Quantas vidas valem um alimento mais quente e o status de rapidez de um serviço? Esse questionamento evidencia a relevância da análise da responsabilidade civil do empregador em caso de acidente de trabalho que envolva motoboys, por atentar para o crescente número de acidentes com motociclistas no Brasil e a dependência da sociedade quanto aos serviços prestados por essa categoria.

A tônica do debate perpassa, pois, o enfrentamento de como o empregador pode ser responsabilizado diante de infortúnios desta espécie, precipuamente sob os aspectos das três teorias levantadas sobre o tema, a saber: a responsabilidade subjetiva, consubstanciada na necessidade de comprovação da culpa do empregador em caso de acidente de trabalho e fundamentada no art. 7º, XXVIII, da CF/88; a objetiva com esteio no parágrafo único do art. 927 do Código Civil de 2002, para o caso de atividades pontuais; e a objetiva com fulcro no art. 2º da CLT, a refutar, por completo, a imprescindibilidade do elemento culpa, qualquer que seja a atividade desenvolvida.
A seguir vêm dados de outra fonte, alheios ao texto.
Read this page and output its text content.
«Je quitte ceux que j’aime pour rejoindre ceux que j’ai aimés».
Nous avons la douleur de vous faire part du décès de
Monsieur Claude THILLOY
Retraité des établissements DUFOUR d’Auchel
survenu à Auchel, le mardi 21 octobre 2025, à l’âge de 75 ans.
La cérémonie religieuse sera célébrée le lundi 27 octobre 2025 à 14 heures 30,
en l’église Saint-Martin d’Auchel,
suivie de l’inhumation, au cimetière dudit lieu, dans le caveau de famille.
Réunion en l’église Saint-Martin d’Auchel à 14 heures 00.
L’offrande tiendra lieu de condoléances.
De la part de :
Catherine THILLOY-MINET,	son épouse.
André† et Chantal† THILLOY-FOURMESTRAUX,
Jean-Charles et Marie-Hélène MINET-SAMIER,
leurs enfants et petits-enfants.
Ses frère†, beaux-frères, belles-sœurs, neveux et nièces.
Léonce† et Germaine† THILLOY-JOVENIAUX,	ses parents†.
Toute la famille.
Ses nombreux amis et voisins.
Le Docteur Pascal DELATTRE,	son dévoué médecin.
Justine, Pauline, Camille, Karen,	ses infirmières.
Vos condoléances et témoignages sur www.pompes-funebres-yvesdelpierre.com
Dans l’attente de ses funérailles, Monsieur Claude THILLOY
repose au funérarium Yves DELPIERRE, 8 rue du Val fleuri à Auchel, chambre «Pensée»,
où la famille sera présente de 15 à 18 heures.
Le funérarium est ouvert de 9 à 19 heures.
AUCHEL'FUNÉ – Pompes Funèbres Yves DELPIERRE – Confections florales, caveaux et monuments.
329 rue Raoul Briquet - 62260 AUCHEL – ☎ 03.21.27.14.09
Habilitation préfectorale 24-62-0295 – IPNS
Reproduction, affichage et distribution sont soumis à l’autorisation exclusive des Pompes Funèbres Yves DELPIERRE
2. Responsabilidade civil subjetiva do empregador

A Constituição da República de 1988, em seu art. 7º, inciso XXVIII, assegura ao trabalhador urbano e rural, além do seguro contra acidentes de trabalho, a cargo do empregador, "a indenização a que este está obrigado, quando incorrer em dolo ou culpa."1

Diante do supracitado dispositivo constitucional, parte da doutrina posiciona-se no sentido de que a responsabilidade do empregador deve ser tratada segundo as regras da responsabilidade subjetiva, porque assim o quis expressamente o constituinte2.

Para os adeptos desse entendimento, cujo principal argumento reside na maior hierarquia da Constituição da República de 1988 frente às demais leis ordinárias, no momento em que a CF/88 exige a presença do elemento culpa ou dolo, não pode lei ordinária se sobrepor a tal exigência constitucional3.

Nesse sentido, trazer o art. 927, parágrafo único, do CC/2002 para disciplinar a responsabilidade civil do empregador em caso de acidente de trabalho representaria uma afronta à Carta Magna e, assim, a inobservância do critério hierárquico Lex superior derogat inferiori4, pois a regra contida no dispositivo civilista apenas deve se reportar a casos outros, não afetos aos acidentes de trabalho.

Segundo a ótica da responsabilidade subjetiva, portanto, o empregador fica obrigado a reparar o dano tão somente quando venha a incorrer em dolo ou culpa, como quando descumpre deveres de segurança, higiene e prevenção previstos legalmente5, notadamente na hipótese de não fornecimento de equipamentos individuais de proteção (EPIs) aos empregados, sobre os quais recai o ônus de comprovar a relação entre o dano e alguma ação ou omissão dolosa ou que resultante de imprudência, negligência ou imperícia do empregador6.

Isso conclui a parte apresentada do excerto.